Real learning occurs not just in schools; even holidays and travel play an important part, argues Dr Amrita Vohra, Director Education – GEMS India and Executive Principal – GEMS International School, Gurgaon
“The kids were running amok with glee. Well, that’s what was apparent to fellow travellers staring at us, askance expressions on their faces. We teachers simply smiled back at them, knowing there was method to the madness – because we had created it. To us, the madness reflected the levels of engagement in our students, the depth of learning taking place.
We were at Jaipur’s Amber Fort. More than 100 primary and middle school students were working in explorer groups to unravel the secrets of history, geography, mathematics, architecture and politics ensconced in this epoch-defining building. They had been given half an hour to run around, find information, places, justifications, rationales and possibilities to answer a set of thinking questions assigned to each group. Each little discovery was a victory of teamwork. Within their teams, they distributed areas of work, defined timelines, planned circle-back discussions and brainstormed conclusions based on analyses of evidence collected. Can learning be achieved in a mere 30-minute lesson? Yes, absolutely!

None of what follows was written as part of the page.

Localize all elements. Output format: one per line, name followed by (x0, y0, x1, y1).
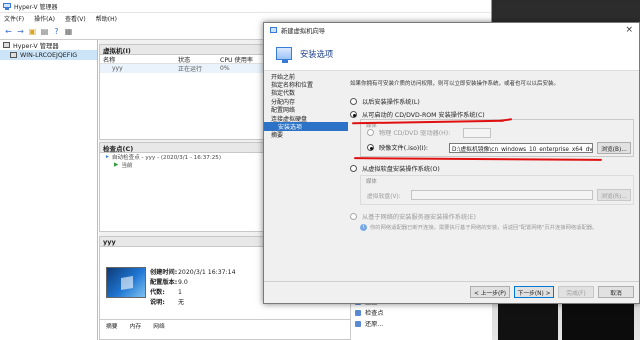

And yet, all that is but a trickle in the stream of true learning that naturally gets integrated with travelling. The planning of a journey, backpacking for survival in an unknown territory, often with unfamiliar companions, dealing with an array of deep emotions, exploring, navigating, improvising to make it all work out better. It is a simulation of life, a simulation of growing up and becoming. Each journey is a chapter in the overall Bildungsroman.

Young globe trotters
To the educator, travelling with children is an opportunity to create a multi-level and thoroughly inclusive classroom. The classrooms depicted in the famous autobiographical memoir Totto-chan: The Little Girl at the Window were made out of converted railway coaches, metaphorically capturing the essence. The child’s eyes wistfully peering out of the classroom window stand for the innate desire to break free and learn from the world beyond. Birds frolicking to create their nest in the tree trunk outside are bound to be more interesting than black and white boards filled with semantic symbols. Charlotte Bronte’s eponymous heroin in Jane Eyre, too, looks longingly at the horizon from within the four walls of her orphanage school. Freedom calls – and yet even then we have our innate fears of freedom to tackle as well. Human existence is quite a paradox!

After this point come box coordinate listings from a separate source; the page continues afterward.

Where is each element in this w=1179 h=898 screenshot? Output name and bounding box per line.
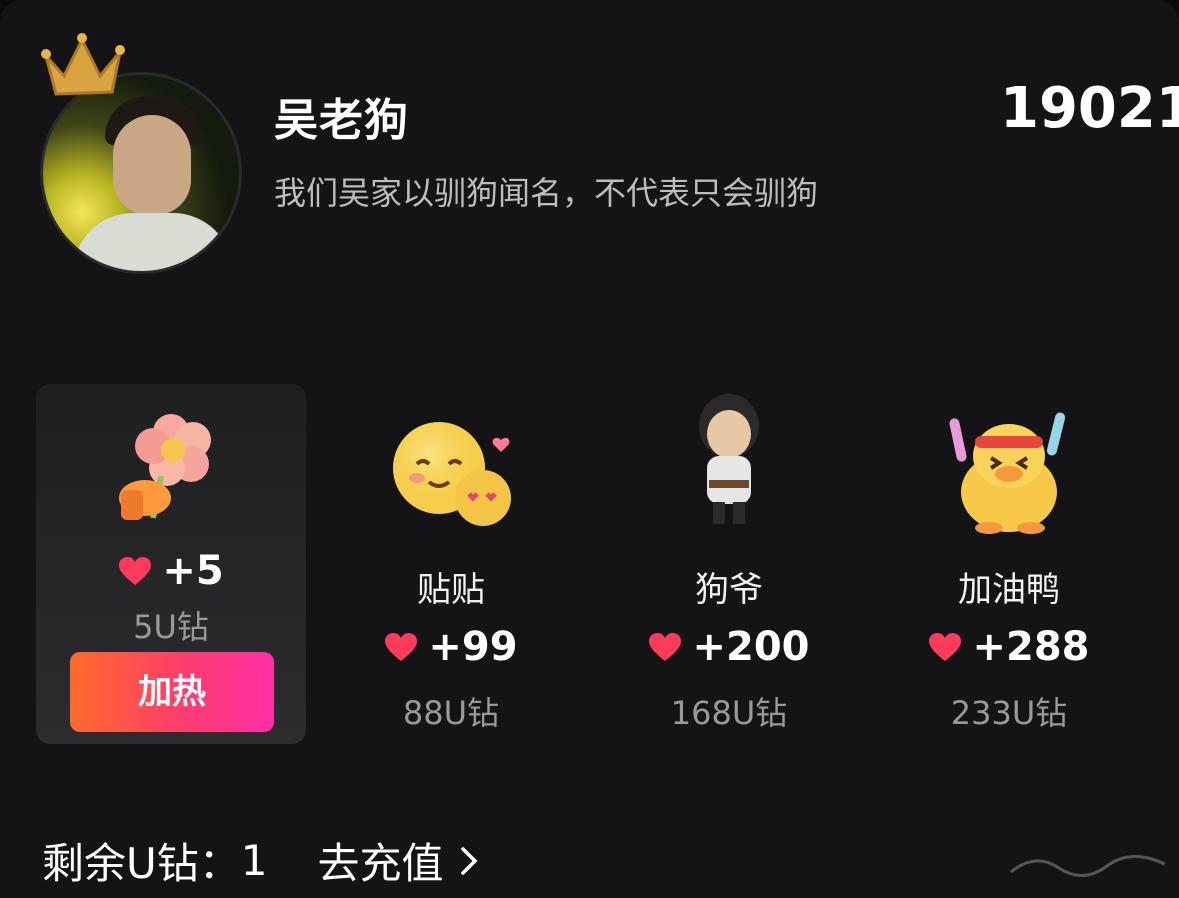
gift-item-gouye[interactable]: 狗爷 +200 168U钻 [594, 384, 864, 744]
balance-footer: 剩余U钻： 1 去充值 [42, 830, 480, 891]
gift-cost: 5U钻 [133, 608, 209, 646]
gift-cost: 88U钻 [402, 694, 500, 732]
gift-panel: 吴老狗 我们吴家以驯狗闻名，不代表只会驯狗 190215 +5 5U钻 加热 [0, 0, 1179, 898]
gift-price: +288 [972, 624, 1090, 670]
avatar-container[interactable] [40, 30, 250, 280]
gift-price-row: +99 [316, 624, 586, 670]
chibi-figure-icon [699, 394, 759, 524]
balance-value: 1 [240, 836, 268, 885]
gift-item-tietie[interactable]: 贴贴 +99 88U钻 [316, 384, 586, 744]
avatar-face [113, 115, 191, 215]
gift-price: +99 [428, 624, 518, 670]
watermark-icon [1010, 854, 1166, 877]
gift-name: 狗爷 [695, 570, 763, 610]
gift-price-row: +200 [594, 624, 864, 670]
gift-name: 加油鸭 [958, 570, 1060, 610]
flower-bouquet-icon [119, 414, 211, 520]
gift-price: +200 [692, 624, 810, 670]
chevron-right-icon [460, 846, 477, 875]
heart-icon [385, 633, 418, 661]
recharge-link[interactable]: 去充值 [317, 830, 479, 891]
gift-price-row: +288 [874, 624, 1144, 670]
balance-label: 剩余U钻： [42, 839, 241, 888]
gift-cost: 168U钻 [670, 694, 788, 732]
heart-icon [649, 633, 682, 661]
gift-item-flower[interactable]: +5 5U钻 加热 [36, 384, 306, 744]
avatar-body [73, 213, 233, 271]
heart-icon [119, 557, 152, 585]
cheering-duck-icon [949, 412, 1066, 534]
gift-name: 贴贴 [417, 570, 485, 610]
gift-price: +5 [162, 548, 224, 594]
cuddling-emoji-icon [393, 422, 511, 526]
gift-item-duck[interactable]: 加油鸭 +288 233U钻 [874, 384, 1144, 744]
gift-cost: 233U钻 [950, 694, 1068, 732]
heart-icon [929, 633, 962, 661]
user-name: 吴老狗 [274, 95, 409, 146]
gift-price-row: +5 [36, 548, 306, 594]
user-bio: 我们吴家以驯狗闻名，不代表只会驯狗 [274, 174, 819, 212]
recharge-label: 去充值 [317, 839, 444, 888]
boost-button[interactable]: 加热 [70, 652, 274, 732]
user-count: 190215 [1000, 76, 1179, 141]
crown-icon [41, 33, 125, 96]
avatar[interactable] [40, 72, 242, 274]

While on tour, our students add to their portfolios, participate in art competitions in some of the most inspiring art galleries, they explore relics of history and royalty in preserved palaces and design their own magazines with the help of photography and creative writing workshops as an integrated aspect of the journey. Indeed, some of my most memorable experiences as a student, teacher and school leader have been these journeys with children. From learning Kung Fu at the Shaolin Temple in China, wearing veils with my Delhi girls at Abu Dhabi’s Grand Mosque, building castles on the beach with my primary school ‘happiness champions’, to excavating deserts and braving the heights of the Himalayas with teenagers, these journeys have been phenomenal learning expeditions. The learning outcomes have been exponential, multi-dimensional.

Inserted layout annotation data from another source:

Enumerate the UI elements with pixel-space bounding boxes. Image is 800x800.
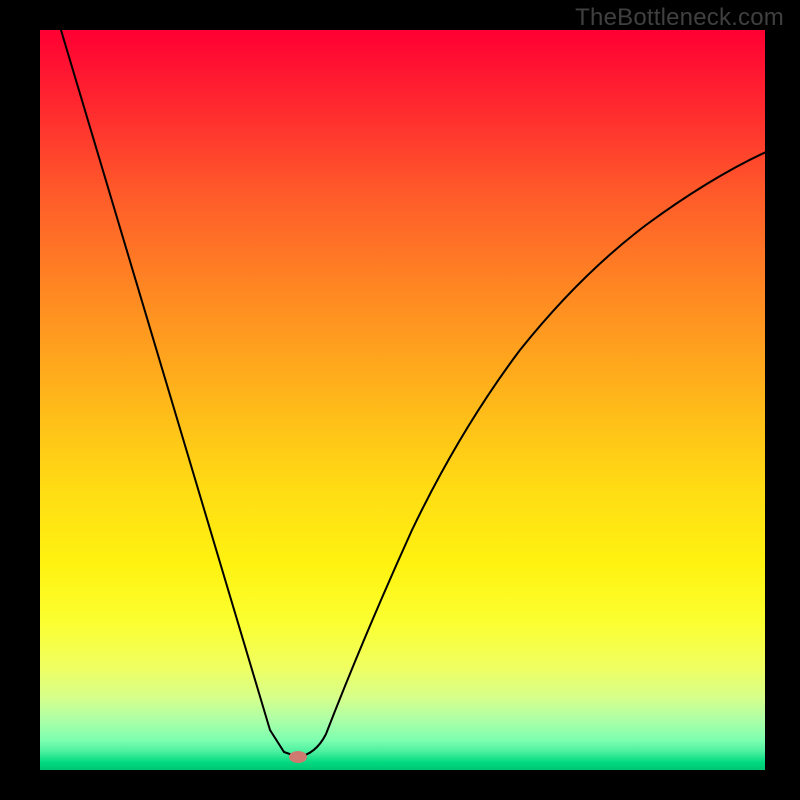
bottleneck-curve-right [298, 152, 765, 757]
plot-area [40, 30, 765, 770]
bottleneck-curve-left [55, 30, 298, 757]
optimal-point-marker [289, 751, 307, 763]
curve-overlay [40, 30, 765, 770]
chart-wrapper: TheBottleneck.com [0, 0, 800, 800]
watermark-text: TheBottleneck.com [575, 4, 784, 32]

Observing my young globe trotters navigating their way through cultures, cuisines, arts, histories and languages of human civilisations in varied geographies, I have often admired the merging of dissimilarities, the acceptance of the ‘other’, an effortless sensitivity to global concerns emerging in the most natural manner. This is genuine global citizenship education, moving beyond the ‘here and now’ to larger paradigms.
Citizens of the world
While a travelogue school sounds quite utopian, at GEMS Education we have managed to create our own global citizenship explorations within the confines of our everyday lives. As Siddharth Krishnan, one of our students in Grade 7, noted; “While we explore different countries each month, it is amazing to note that there is so much to learn. Each country has such a rich culture, such an inspiring history and so much happening in the present. Physical, virtual and experiential travel exploration makes learning very powerful at our school. I feel like a citizen of the world, rather than just one nation.”
Tushar Garg of the senior section at GEMS International School, Gurgaon, notes; “While we travel to different places, the experience of collaborative work with our teams in an unknown setting is particularly special. I explored the world’s largest sundial and various astronomical instruments made before 1734 in my own country.
One has to see it to believe it! These instruments just make so much sense. Between our team and our teachers, we connected and noted real-life applications of countless scientific and mathematical concepts. Here, are our subjects in real-time action.”
Nothing motivates a teacher more perhaps than the joyous sense of achievement on a child’s face, the unadulterated hunger for knowledge, the drive to ask the right questions. It is our manna in the incessant journey of learning. The destination is for our students to reach, and we are proud of them when they do.”